Por Antonio Samarone *
Parei na entrada da Gameleira para comprar cajus, e encontrei uma festiva roda de gente, lorotando e tomando uma caninha com caju. Dizem ser um tira-gosto divino.
Depois de 500 anos, eles continuam repetindo um ritual Tupinambá.
Além das palmeiras onde cantavam os sabiás, os portugueses encontraram no Brasil, os cajueiros. Os Tupinambás desciam para o litoral, nos tempos dos cajus. Era uma festa: os frutos serviam de alimento, o sumo de vinho e a castanha de pão.
Os índios faziam vinho de caju.
Na verdade, o fruto é a castanha. “O caju é o pedúnculo carnudo e sumarento que dá o vinho e o vinagre.” – Câmara Cascudo.
“Do sumo desta fruta faz o Gentio vinho, com que se embebeda, que é de bom cheiro e saboroso.” – Gabriel Soares de Souza (1587).
Nos batizados lá em casa, papai servia aos convidados vinhos de caju, jenipapo e jurubeba. Eu só conheci vinho de uva, depois de grande. Não sei se ainda esses vinhos nativos são produzidos em Sergipe.
Havia uma brincadeira selvagem, se esquentava a castanha e com o óleo fervendo se fazia tatuagens primitivas. Na verdade, causava-se uma queimadura. Ainda bem que esqueceram essa maluquice.
O Carrilho continua fornecendo castanha assada para o Brasil.
Se contavam os anos pelas safras de cajus. “Acaiú” significa o ano, para o indígena da raça Tupi. Eu estou completando 67 cajus.
“Se diz no Nordeste: tenho quarenta cajus, valendo quarenta anos.” – Câmara Cascudo.
Os cajuís são silvestres, menores e travosos. Excelentes para doces.

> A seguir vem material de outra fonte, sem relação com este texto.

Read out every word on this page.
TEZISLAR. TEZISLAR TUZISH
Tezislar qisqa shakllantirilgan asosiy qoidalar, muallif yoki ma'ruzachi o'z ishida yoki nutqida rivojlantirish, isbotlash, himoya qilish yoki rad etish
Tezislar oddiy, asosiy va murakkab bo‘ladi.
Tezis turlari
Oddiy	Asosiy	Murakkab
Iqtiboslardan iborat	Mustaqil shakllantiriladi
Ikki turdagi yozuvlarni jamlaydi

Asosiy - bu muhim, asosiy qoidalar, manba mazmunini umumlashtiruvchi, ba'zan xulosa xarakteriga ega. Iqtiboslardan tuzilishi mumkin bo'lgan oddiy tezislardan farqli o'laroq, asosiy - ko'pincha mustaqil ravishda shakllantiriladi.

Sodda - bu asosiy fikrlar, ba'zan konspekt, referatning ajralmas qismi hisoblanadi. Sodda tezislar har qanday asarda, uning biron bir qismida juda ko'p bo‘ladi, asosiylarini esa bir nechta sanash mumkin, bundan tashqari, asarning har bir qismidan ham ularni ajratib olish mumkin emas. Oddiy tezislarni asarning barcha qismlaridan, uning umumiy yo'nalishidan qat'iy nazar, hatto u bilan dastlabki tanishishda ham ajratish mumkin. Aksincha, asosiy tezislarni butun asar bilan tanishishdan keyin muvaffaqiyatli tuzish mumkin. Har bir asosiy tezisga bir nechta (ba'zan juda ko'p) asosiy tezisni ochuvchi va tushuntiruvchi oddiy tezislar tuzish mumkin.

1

“A natureza dos cajus é fria. São medicinais para os doentes de febres e para quem tem fastio. Fazem bem ao estomago, e muitas pessoas lhe tomam o sumo pela manhã, em jejum, para a conservação do estomago. Fazem um bom bafo a quem os come pela manhã, e por mais que se coma deles, não fazem mal a nenhuma hora do dia. São de tal digestão que em dois credos se esmoem.” – Gabriel Soares de Souza (1587)
O caju (Anacardium occidentale) é natural do Nordeste do Brasil.
A presença em outros continentes é posterior a chegada dos portugueses por aqui. Garcia da Orta, não cita a existência dos cajus em seu clássico “Colóquios dos Simples e Drogas da Índia e Goa”, escrito em 1563. Não existiam por lá.
A safra de caju continua sendo um acontecimento da cultura popular, pelo menos nos Condados do Mosqueiro, Areia Branca, Gameleira, São José e Robalo.
Val dos Cajus faz sucesso com os turistas, vendendo o caju ainda nos galhos do cajueiro que ele carrega na cacunda, com uma boa dose de cachaça. A Semana passada ele foi entrevistado por uma jornalista de São Paulo. Uma cachaça com caju custa cinco contos.